What’s My Line   By Syd “Bruce” Marsden :  Towing
I would like talk about something that we all hope we will never need for our own boat but something that you might need to do. What is a six-letter word that can instill fear in us all? “Towing”. But it is not really as bad as it seems, once you know the basics.
Let’s put your fears to rest.

No two tows are exactly alike, but all require the same amount of attention to detail. There are 2 basic positions of towing, they are stern tow and along side tow. There are a lot of things that you will take into account when taking someone in tow, but the most important thing to keep in mind is safety. All it takes is one careless moment to get into danger or lose the tow.

This article is not meant to cover everything about towing but to get you familiar with the basic towing operation. The first thing to do is to access the situation. Is it a job you feel comfortable doing and is your vessel adequate for the job. If not, then the best thing for you to do is to go get help or stand by until help arrives. No matter what you decide, the first thing to do is to make sure that everyone has a lifejacket on. Remember that the most important concern is for the
safety of all personnel, not the vessel itself.

If you decide that it’s a go, the first thing to figure out is, will it be a stern tow or along side. A stern tow is used for a long tow in open water, and an along side tow is used for greater control in congested waters or where control of both boats is a must. When setting up a tow, the best line to use is double braid. But whatever line you use make sure it is in good condition and strong enough for the task at hand. If it were to break it would be like a rubber band breaking under load. The 65’ tug that I was stationed on in the USCG had a dent in the aft cabin, it was left when a towing hanger snapped under load. It was never repaired as a reminder for the crew.

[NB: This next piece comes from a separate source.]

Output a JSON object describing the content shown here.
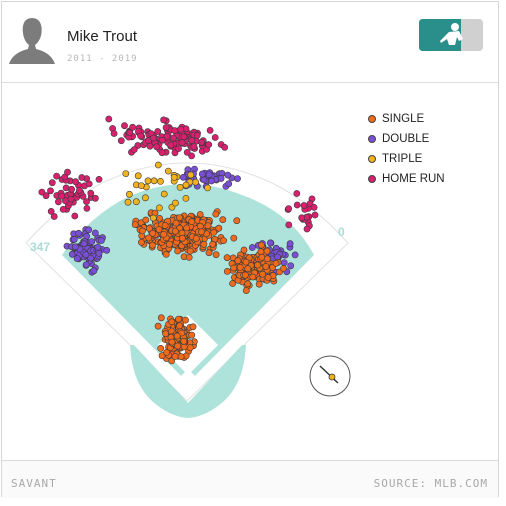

Also make sure that all cleats or hardware that the line attaches to is secure. Its bad enough when the line comes back at you, but imagine what it would be like with a metal object attached to the end. Make sure there is a knife or something to cut the towline in case of an emergency. For general safety, it is a good idea to always have a sharp knife on you when you are boating. If it is a stern tow, assign a person to keep watch on the towline at all times, remember it is not far from that “high speed winch” (the prop) under your boat. A little too much slack in the towline and you are now both in trouble.

With the tow line hooked up and all set to go, start letting the tow line out slowly and make sure everyone stays out of the line. Once the slack is out and the tow where you want it, you need to make sure that the speed is ok for the boat being towed and the towline needs to be lined so that both boats are in step. That is both boats are going up the front of a wave at the same time. Remember, that the two line should have a dip in it, not a tight straight line. The longer the tow, the greater the shock load the line and hardware will be able to take. Also, it is very important to remember to make all moves and speed changes slowly. Sudden speed changes could sink the vessel being towed or put it on your stern.

Now for a side tow. This is the best way to maintain the best control over both vessels. When properly tied together, both boats will work as one. And if you are worried about size difference, think about this one. I have taken a 41’ boat weighing approximately 29,000 pounds in side tow with a Boston Whaler powered with a pair of 70 hp Johnson outboards and moored it up to a dock with zero handling problems.

One thing that I forgot to mention earlier is that the boat being towed should normally keep their rudder amidships but when maneuvering in side-tow sometimes having the towed vessel move their rudder on you calls will help.  Make sure that you have plenty of fenders and the following lines secured; bow line, forward spring, after spring and stern line. The bowline goes from you bow to the bow of the other boat and is used to hold the towed boat’s bow in. The easiest way to switch from a stern tow to a side tow is to walk the towline up to the bow.

When setting up the side tow, it is very important to make sure that your rudder is behind the transom of the towed boat. If you do not do this it will be almost impossible to turn the tow towards you. The stern line is secured on your inboard side of your stern to the outboard side of the towed boat.

The forward spring line goes from your bow to the stern of the towed boat. This is the line that will be doing the towing when going forward. The after spring line goes from your stern to the bow of the towed vessel and this one takes the strain when you are backing down. The longer that you can make the spring lines the better. Once you have the lines tied up, put your boat in astern and remove the slack from the forward spring line. Then slowly go from astern to forward and remove the slack from the after spring line. You are now ready to finish your tow. Always remember, slow approach, best approach.